Entre ciel et terre

意訳して「宙ぶらりん」。最近、暇があるときに過去log整理をはじめています。令和ver. に手直し中。

第322冊『シャルル九世年代記』

2024年03月24日 | 本(小説など)
図書案内
 ・メリメ『シャルル九世年代記』(石川剛、石川登志夫訳、岩波文庫、1952年)



 ただいま絶賛、春の断捨離中です。いつも折を見計らって、一気に家の中の片付けなきゃいけないものを整理しております。
 その一環で、積読消化も継続中。(ずーっと似たようなことをしていますが...)

 今回は、『シャルル九世年代記』を読了。
 なんで、これを買ったのかは、もう覚えていません。笑 なにせ、リクエスト復刊のタイミングで購入したと思われますが、帯に2010年春の文字が。なんと、もう14年前のリクエスト復刊から、手に取られず今に至ったとな! 自分の「本を買うことに満足して終わる」癖を、そろそろ直したい。自分、いいお年ですし。
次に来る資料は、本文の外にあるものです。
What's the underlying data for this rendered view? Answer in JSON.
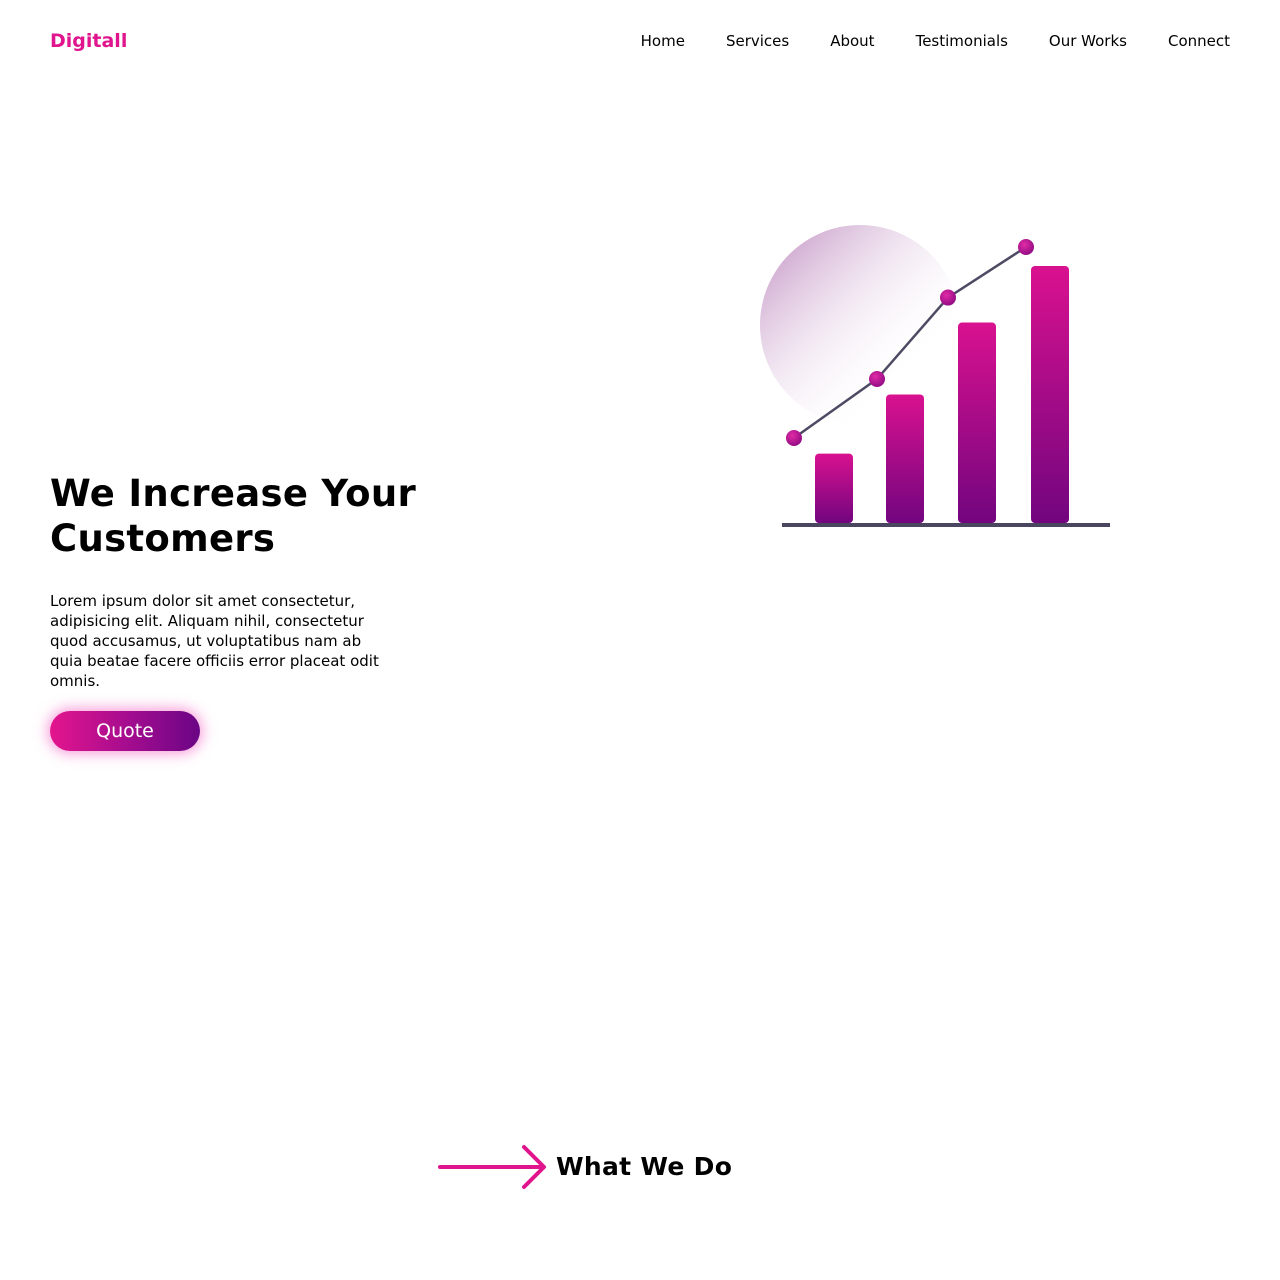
{
  "header": {
    "brand": "Digitall",
    "nav": [
      {
        "label": "Home"
      },
      {
        "label": "Services"
      },
      {
        "label": "About"
      },
      {
        "label": "Testimonials"
      },
      {
        "label": "Our Works"
      },
      {
        "label": "Connect"
      }
    ]
  },
  "hero": {
    "title": "We Increase Your Customers",
    "text": "Lorem ipsum dolor sit amet consectetur, adipisicing elit. Aliquam nihil, consectetur quod accusamus, ut voluptatibus nam ab quia beatae facere officiis error placeat odit omnis.",
    "button_label": "Quote",
    "illustration": {
      "icon": "growth-chart-illustration",
      "bar_levels": [
        0.27,
        0.5,
        0.78,
        1.0
      ],
      "line_levels": [
        0.32,
        0.53,
        0.82,
        1.0
      ]
    }
  },
  "section": {
    "title": "What We Do",
    "icon": "arrow-right-icon"
  },
  "colors": {
    "brand": "#e0148c",
    "gradient_start": "#e3158d",
    "gradient_end": "#6a0585",
    "axis": "#4a4660"
  }
}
 今回、これを読んでいて、旧字体の表記にとても苦労していました。
 しかし、それ以上に興味深かったのが、当時のフランスのキリスト教の立場の違いを、文学的な視点で追体験できたこと。
 いわゆる宗教戦争のころ、ユグノー戦争とか、サンバルテルミの虐殺などで有名な頃のお話が、この本なわけですが、そこに描かれている旧教と新教の立場の違い、心境の違い、それぞれの思惑の描写は、なかなか面白かった。

 なにより、小説の終盤の、内戦が勃発したところや、大尉が銃撃されて、そこから信仰や葬儀、死後の世界について考えるところは、当時を生きていた人々の宗教的あるいは政治的な側面を垣間見ることができた気がします。
 銃撃シーンはなかなか描写がリアル。メリメの凄さ、ということなのでしょう。(この描写を読んでいるとき、記憶に新しい、近年の日本でも政治家が銃撃された事件がありましたが、それを思い出すぐらいの鮮明な描写でした)

 以下は、一部、印象的に残ったシーンを引用。(上記の部分とは別です)

「突然、白い壁が真赤な松明の火で照され、彼(=ヂョルヂュ)は鋭い叫び声を聞いた。同時に半裸体で髪を振乱し、嬰児を抱いた女を見た。女は人間業とも思へぬ速さで逃げ行く。と、二人の男が、野獣を追う猟師のように野蛮な声を張上げて、勵まし合いながら追いかけて来た。女が、広い道に飛出そうとした時、追って来た男の一人は、手にしていた火縄銃を発射した。弾丸は背中に命中し、彼女はばったり倒れた。しかし、女はすぐ起上り、ヂョルヂュの方に一足進んだ、また俯伏しに仆れ、最後の力をふりしぼって、恰も慈悲を乞うかのように、その嬰児を大尉の方へ差出し、一言も発せずに、息切れた。」(p.228)

 途中、省略。

「ヂョルヂュは彼を射つのは止めて、身を屈めて地上に倒れている女を検めると、もう息は絶えていた。弾丸は背から胸へかけて貫通したのである。子供は、母の頭に手をかけて泣き叫び、身体中朱に染まっていたが、不思議にも怪我はなかった。母親に力の限り抱き縋っているので、大尉は引離すのに少しく骨が折れた。」(p.229)

 もう、この部分だけでも、関係ない人々が巻き込まれた様子を読み、涙が出そうに。
 そして、そういえばサンバルテルミの虐殺の絵(世界史の資料集に載っているようなやつです)に死体の山が築かれていたのを思い出す。

 ということで、旧字体表記に抵抗のない方で、世界史のサンバルテルミの虐殺など宗教戦争あたりの時代を覚えている方は、この作品は興味深く読めると思います。おすすめです。